Dean Woods Autobiography Set to Shine Light on Industry Shake-Up

Wangaratta, Victoria

Olympic track cycling champion Dean Woods was also a disrupter of bicycle retail in Australia and is about to fire off some posthumous shots about the controversy that surrounded his time in the industry.

Australian cycling and the broader sporting community last month celebrated the life of the former Victorian, who died on 3rd March from lung cancer, aged 55.

While much of the reminiscing focussed on his gold medal-winning ride as part of Australia’s legendary team pursuit victory at the Los Angeles Olympics, members of the bike industry will also remember Dean as a pioneer in online sales.

His Dean Woods Direct mail-order business in the 1990s broke new ground in what has since become the goliath that is internet bike sales.

The scepticism and, in some cases, antagonism it attracted – and his response to that criticism – are among the issues raised in an autobiography produced by Dean in his final months.

The book, reportedly set for release in the coming months, also covers the issue of parallel importing, another area where Dean was an early mover and a practice which he says is now standard.

Dean foreshadowed the book and some of its topics, when he delivered his own eulogy through a video recorded days earlier.

He was living on the Gold Coast when he succumbed to a two-year battle with cancer but many dignitaries of the cycling world gathered in his former home town, Wangaratta, for a large funeral service on 15th March.

For many people, Dean will be immortalised as the 18-year-old who rode in Australia’s giant-killing track pursuit team at the LA Games in 1984. The foursome won the finale against a highly favoured US team, to break a gold medal drought for Australia in cycling.

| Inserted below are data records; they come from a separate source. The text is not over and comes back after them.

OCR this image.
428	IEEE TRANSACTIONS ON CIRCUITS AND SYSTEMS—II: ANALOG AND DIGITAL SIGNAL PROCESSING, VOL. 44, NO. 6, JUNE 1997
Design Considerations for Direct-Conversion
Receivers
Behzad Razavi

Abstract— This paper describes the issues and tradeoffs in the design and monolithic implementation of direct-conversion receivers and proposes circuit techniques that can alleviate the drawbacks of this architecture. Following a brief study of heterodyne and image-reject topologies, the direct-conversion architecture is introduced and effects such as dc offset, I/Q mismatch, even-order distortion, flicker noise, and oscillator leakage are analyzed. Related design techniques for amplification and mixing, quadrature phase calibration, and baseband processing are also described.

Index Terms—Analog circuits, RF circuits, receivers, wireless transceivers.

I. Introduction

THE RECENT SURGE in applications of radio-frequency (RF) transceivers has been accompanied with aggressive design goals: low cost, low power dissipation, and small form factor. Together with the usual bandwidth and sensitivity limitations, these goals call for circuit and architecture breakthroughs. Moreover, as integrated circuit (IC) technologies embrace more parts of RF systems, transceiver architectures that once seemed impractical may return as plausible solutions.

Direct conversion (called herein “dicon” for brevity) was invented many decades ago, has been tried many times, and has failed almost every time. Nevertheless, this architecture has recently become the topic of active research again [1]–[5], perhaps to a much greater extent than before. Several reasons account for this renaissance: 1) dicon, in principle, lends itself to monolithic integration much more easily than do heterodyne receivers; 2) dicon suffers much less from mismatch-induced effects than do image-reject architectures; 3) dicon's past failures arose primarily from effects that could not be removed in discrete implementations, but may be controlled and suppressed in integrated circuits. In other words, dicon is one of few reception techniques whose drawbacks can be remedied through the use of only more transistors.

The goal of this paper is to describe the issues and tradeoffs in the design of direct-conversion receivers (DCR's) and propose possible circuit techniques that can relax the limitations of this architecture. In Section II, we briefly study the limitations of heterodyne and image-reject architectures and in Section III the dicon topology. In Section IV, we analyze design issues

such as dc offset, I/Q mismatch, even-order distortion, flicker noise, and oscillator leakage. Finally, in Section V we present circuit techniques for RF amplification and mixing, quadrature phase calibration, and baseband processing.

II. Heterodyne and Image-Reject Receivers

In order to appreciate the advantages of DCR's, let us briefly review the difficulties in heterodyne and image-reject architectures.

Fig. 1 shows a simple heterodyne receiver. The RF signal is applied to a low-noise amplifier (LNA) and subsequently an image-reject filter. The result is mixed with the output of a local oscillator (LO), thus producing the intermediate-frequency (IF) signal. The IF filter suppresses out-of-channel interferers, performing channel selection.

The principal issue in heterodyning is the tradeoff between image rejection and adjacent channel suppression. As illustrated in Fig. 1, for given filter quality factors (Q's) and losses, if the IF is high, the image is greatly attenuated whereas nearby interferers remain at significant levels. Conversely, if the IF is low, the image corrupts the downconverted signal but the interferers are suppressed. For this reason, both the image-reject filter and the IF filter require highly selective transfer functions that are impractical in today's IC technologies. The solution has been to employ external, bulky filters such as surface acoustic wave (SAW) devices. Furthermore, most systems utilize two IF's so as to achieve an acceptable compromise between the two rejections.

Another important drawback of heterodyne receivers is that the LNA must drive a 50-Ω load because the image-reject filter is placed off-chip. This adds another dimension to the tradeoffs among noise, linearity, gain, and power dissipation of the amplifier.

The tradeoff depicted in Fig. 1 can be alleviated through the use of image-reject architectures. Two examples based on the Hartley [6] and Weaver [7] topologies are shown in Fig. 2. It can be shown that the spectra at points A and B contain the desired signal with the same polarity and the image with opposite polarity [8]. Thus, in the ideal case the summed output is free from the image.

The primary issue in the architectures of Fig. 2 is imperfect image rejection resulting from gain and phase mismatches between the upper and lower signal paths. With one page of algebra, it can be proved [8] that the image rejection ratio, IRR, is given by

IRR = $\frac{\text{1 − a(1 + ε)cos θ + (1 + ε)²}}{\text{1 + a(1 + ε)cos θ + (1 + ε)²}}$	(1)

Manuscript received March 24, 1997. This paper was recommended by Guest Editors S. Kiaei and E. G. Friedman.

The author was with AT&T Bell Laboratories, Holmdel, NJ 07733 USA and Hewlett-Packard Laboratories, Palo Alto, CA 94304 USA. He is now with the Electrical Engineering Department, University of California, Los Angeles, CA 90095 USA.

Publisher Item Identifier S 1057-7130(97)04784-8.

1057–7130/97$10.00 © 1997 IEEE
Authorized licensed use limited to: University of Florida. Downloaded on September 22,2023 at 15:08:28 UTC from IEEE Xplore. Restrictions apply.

A year earlier, he rose from relative obscurity to win the individual pursuit at the Junior World Championships in NZ, a title he successfully defended in 1984 in France.

He went on to consider international success, including several world championship medals, two 6-Day victories and three Commonwealth Games gold medals.

He claimed several national titles and holds the record for the fastest time at the Melbourne to Warrnambool, covering the 266 kilometres in five hours in 12 minutes. The 1990 win was the first of his two victories at the prestigious event.

His on-track achievements earned Dean a place in the Sport Australia Hall of Fame, to complement the Order of Australia medal he received in 1985.

He remains one of only 20 cyclists inducted to the hall of fame.

In his eulogy, Dean said he was financially spent and physically spent in 1996.

He rounded out his final year of competition by winning the national madison championship and finishing second in the national individual pursuit championship.

In the meantime, he had an opportunity to start a small wholesaling business with his father-in-law.

Dean said while the business was bolstered by the numerous overseas contacts he’d established during his racing career, he received considerable push back from other Australian wholesalers.

Ray Turner, who raced with Dean as a junior in regional Victoria and remained in contact with him until Dean’s death, described him as one of the first grey importers, bringing in products that “established importers would have thought of as their own”.

In the eulogy, Dean says: “There’s always a supplier in Belgium who would order half a million units, knowing they would only sell half that; so they spent half their business saying ‘do you want some?’”

He said that parallel importing is now second nature in the industry.

“With the wholesaling, we found we were being used as a credit facility, so we had to change that, so we started a website,” he said, describing the genesis of Dean Woods Direct in 1998.

“Only about five percent of the population had an email address but we were working through it. We could see what was happening in America and this was a new way, a convenient way to get products to people.

“It took off exponentially. Then we had people saying ‘you don’t have a shopfront, so we won’t give you the product’. That was easy, we just dealt with people who wanted to deal with us.”

He said that was generally operators who had come from outside the bicycle industry, such as motorcycle dealers.

“We ended up opening a retail shop and then in 2009, we realised something was going wrong with the GFC (global financial crisis),” he explained.

“We decided to get up and get out of there, which was the best thing we ever did.”

The store was purchased by the owner of the Bicycle Superstore franchise but couldn’t retain market share in a parochial Wangaratta market and ultimately closed. The autobiography is reportedly scheduled to be released in July.

4 Comments

  1. Fiona Fahy on 11th May 2022 at 4:51 pm

    Dean will be sadly missed. His advice and ability to foresee and look at a bigger picture and scratch the surface to figure out how cycling reached the point it is at was accurate.
    Looking forward to reading his book.

    • Scott Green on 11th May 2022 at 4:56 pm

      Thanks for your comments, Fiona. Dean was certainly a front-runner in many ways.

  2. Gary Radburnd on 11th May 2022 at 2:55 pm

    Great read ,looking forward to book

    • Scott Green on 11th May 2022 at 4:33 pm

      Thanks Gary. I’d say there will be plenty of people eagerly awaiting the book’s release.